Scotland opts for compulsory bluetongue control

A compulsory bluetongue vaccination scheme has been agreed by the Scottish government with taxpayers’ making a one-off contribution of £3m towards the £6m costs of vaccine in the first year.

Vaccination will take place during the vector-free period next winter but could be shelved in the unlikely event of Scotland remaining free of bluetongue this summer.

The move was agreed on Wednesday (9 April) with stakeholders and has the unanimous support of industry organisations, including NFU Scotland, the National Beef Association, National Sheep Association and Scottish Beef Cattle Association.

“This is an excellent example of the Scottish government working in partnership with the livestock sector and demonstrates our commitment to keep bluetongue out of Scotland,” said Scotland rural affairs minister, Richard Lochhead.

Tenders for the supply of 12m doses of vaccine are to be invited immediately and it is hoped vaccine will be available for use on a limited scale in the summer in the event of a bluetongue outbreak.

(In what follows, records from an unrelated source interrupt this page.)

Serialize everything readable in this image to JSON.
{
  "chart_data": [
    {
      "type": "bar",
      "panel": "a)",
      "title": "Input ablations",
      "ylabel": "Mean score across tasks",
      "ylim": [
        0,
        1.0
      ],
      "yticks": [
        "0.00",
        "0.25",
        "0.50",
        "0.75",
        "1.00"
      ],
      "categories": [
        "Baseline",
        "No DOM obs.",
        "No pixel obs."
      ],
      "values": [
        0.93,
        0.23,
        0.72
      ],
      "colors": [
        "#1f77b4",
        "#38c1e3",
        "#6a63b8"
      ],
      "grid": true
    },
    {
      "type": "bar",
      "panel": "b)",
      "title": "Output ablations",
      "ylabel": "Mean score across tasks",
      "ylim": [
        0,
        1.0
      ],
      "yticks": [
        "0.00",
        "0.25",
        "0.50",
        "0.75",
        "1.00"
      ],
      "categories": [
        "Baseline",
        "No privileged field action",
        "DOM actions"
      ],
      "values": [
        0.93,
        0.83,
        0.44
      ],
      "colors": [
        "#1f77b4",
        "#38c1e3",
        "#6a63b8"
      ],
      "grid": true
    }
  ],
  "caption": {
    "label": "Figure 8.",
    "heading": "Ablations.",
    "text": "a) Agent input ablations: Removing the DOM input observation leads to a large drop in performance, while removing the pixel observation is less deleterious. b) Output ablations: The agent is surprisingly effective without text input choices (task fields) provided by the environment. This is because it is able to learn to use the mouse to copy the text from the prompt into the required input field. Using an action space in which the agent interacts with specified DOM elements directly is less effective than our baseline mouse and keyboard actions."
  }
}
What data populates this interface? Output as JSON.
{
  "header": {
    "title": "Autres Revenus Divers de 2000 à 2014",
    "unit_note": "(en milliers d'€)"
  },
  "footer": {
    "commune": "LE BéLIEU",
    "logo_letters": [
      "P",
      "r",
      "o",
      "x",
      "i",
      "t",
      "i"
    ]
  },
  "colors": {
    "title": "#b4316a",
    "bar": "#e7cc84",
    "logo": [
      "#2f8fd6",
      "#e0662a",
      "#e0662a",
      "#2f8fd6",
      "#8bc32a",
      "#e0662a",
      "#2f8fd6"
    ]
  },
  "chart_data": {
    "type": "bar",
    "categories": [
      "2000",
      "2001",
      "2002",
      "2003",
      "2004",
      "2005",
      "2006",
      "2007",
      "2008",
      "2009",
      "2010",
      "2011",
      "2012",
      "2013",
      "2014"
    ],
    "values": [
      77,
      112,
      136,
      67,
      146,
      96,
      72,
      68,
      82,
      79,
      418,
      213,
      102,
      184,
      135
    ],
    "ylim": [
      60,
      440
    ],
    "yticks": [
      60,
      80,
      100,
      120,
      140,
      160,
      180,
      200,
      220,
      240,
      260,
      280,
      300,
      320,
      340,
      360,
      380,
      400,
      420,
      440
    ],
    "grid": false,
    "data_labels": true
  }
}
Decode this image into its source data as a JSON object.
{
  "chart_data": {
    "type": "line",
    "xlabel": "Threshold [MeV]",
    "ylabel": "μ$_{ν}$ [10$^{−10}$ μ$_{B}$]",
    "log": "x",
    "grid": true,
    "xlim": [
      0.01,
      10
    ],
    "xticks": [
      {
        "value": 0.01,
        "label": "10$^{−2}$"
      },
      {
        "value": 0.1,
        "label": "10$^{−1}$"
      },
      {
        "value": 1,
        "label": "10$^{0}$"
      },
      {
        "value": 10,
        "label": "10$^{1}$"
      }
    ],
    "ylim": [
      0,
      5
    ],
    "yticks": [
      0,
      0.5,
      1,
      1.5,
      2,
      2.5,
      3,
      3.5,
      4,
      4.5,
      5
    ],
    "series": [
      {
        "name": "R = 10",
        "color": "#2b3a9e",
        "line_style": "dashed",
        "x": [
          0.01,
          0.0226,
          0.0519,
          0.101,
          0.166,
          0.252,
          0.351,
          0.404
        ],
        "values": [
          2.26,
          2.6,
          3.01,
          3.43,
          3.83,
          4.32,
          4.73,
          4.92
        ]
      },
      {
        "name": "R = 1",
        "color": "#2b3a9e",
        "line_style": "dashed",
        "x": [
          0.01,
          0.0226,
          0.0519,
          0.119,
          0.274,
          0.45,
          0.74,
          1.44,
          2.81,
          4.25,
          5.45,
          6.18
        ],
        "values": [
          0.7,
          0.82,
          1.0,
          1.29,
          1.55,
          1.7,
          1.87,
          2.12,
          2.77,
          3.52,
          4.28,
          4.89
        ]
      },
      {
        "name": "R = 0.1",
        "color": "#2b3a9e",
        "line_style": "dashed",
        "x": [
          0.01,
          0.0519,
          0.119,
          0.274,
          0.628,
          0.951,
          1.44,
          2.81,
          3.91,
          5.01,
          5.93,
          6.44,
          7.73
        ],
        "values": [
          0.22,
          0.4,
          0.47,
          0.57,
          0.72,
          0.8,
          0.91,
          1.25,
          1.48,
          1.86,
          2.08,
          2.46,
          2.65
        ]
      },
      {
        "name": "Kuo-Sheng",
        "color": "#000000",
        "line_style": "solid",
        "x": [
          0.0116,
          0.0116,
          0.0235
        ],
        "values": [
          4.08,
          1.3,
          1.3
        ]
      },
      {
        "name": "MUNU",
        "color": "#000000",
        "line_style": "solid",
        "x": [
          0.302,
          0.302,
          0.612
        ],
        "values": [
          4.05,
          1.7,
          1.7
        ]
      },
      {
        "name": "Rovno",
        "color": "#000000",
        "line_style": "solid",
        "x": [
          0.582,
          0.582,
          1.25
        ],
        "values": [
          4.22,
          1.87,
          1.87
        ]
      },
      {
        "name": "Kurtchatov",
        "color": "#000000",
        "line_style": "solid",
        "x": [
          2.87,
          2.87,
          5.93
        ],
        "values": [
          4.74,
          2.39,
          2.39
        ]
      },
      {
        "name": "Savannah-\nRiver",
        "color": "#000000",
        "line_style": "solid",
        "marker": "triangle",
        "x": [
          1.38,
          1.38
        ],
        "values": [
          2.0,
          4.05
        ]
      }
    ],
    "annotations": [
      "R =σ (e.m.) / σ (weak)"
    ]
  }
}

It is estimated that the cost to farmers could be as little as 50-60p per vaccination after the grant. All cattle and sheep will be vaccinated in most parts of Scotland. A decision has still to be made as to whether the islands and an area in the north-west will be exempt.

Vaccination will be done by farmers themselves with close veterinary supervision to ensure compliance.

Failure to comply could result in fines as £5000 and/or six months in jail.

NFU Scotland President Jim McLaren said the compulsory scheme with Scottish government funding was “hugely welcome.”